For the binary search you need to find the "midpoint" between two
index positions, and that is possible for any Collection, because
its associated IndexDistance is required to be a SignedInteger.
A possible implementation (taken from https://stackoverflow.com/a/40226976/1187415) is
extension Collection {
func binarySearch(predicate: (Iterator.Element) -> Bool) -> Index {
var low = startIndex
var high = endIndex
while low != high {
let mid = index(low, offsetBy: distance(from: low, to: high)/2)
if predicate(self[mid]) {
low = index(after: mid)
} else {
high = mid
}
}
return low
}
}
Here distance(from:to:) returns a IndexDistance which can be divided by 2 because it
conforms to SignedInteger (and therefore to IntegerArithmetic), the result
can be used in index(_:offsetBy:).
The documentation of both methods states that the
complexity is
O(1) if the collection conforms to RandomAccessCollection; otherwise, O(n), where n is the absolute value of n.

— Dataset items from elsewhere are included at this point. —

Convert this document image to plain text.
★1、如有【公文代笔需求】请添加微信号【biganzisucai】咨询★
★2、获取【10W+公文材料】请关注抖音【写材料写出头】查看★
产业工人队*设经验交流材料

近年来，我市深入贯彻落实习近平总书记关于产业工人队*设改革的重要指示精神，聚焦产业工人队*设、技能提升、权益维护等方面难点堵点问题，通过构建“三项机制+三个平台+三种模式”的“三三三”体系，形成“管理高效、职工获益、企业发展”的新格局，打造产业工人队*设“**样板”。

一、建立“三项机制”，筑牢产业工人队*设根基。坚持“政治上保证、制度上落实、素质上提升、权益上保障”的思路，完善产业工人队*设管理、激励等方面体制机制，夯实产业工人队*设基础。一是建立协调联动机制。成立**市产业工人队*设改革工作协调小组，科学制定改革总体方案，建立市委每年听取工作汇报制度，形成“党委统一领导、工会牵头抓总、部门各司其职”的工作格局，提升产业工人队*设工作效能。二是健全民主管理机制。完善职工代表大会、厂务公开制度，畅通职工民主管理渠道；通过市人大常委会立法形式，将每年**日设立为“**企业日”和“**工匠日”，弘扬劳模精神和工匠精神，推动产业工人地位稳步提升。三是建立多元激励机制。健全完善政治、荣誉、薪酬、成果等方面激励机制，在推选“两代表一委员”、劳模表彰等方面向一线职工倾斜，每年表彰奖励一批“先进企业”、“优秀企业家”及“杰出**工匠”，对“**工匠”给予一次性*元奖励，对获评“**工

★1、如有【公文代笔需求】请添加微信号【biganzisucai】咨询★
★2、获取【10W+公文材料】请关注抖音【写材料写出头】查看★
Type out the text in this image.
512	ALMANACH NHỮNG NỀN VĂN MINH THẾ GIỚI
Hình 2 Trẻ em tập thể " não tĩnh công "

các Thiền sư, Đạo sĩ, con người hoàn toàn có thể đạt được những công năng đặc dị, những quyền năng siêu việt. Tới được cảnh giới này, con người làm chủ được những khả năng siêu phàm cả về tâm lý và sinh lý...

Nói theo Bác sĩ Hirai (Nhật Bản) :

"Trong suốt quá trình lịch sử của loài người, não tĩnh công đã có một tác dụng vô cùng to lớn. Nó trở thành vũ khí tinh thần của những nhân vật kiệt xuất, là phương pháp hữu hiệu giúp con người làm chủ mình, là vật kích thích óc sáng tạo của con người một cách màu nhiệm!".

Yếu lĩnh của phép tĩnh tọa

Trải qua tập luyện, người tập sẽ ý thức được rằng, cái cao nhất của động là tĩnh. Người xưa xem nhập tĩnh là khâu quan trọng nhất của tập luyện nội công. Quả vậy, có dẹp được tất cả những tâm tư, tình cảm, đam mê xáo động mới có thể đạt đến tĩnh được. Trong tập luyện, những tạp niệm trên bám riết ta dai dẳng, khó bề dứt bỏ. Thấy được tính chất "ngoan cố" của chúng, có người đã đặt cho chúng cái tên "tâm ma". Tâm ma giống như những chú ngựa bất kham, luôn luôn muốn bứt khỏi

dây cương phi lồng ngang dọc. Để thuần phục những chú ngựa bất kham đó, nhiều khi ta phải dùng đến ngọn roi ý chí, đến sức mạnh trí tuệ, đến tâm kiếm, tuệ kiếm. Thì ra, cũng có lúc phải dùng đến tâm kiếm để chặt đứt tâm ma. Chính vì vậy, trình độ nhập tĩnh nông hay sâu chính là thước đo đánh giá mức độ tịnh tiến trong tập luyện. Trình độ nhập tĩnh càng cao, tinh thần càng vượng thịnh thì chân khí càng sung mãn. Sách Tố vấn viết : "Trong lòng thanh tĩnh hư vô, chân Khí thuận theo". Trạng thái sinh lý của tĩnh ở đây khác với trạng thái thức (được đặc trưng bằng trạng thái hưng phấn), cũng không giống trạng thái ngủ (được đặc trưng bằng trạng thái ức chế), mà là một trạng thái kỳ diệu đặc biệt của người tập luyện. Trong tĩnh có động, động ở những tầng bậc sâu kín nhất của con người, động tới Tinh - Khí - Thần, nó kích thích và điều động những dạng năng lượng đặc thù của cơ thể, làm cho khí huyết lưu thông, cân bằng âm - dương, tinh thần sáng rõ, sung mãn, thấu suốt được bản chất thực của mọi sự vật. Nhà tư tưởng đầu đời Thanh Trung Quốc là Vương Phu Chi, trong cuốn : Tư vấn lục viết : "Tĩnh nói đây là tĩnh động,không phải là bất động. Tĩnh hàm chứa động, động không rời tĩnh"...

So you can implement it as an extension of RandomAccessCollection
if you want to guarantee that it is only used on collections for which
moving indices and measuring distances is a O(1) operation.
Or you implement it as an extension of Collection so that it can
be used universally. It will be "fast" (in the above sense) when
called on a RandomAccessCollection and might be "slow" otherwise.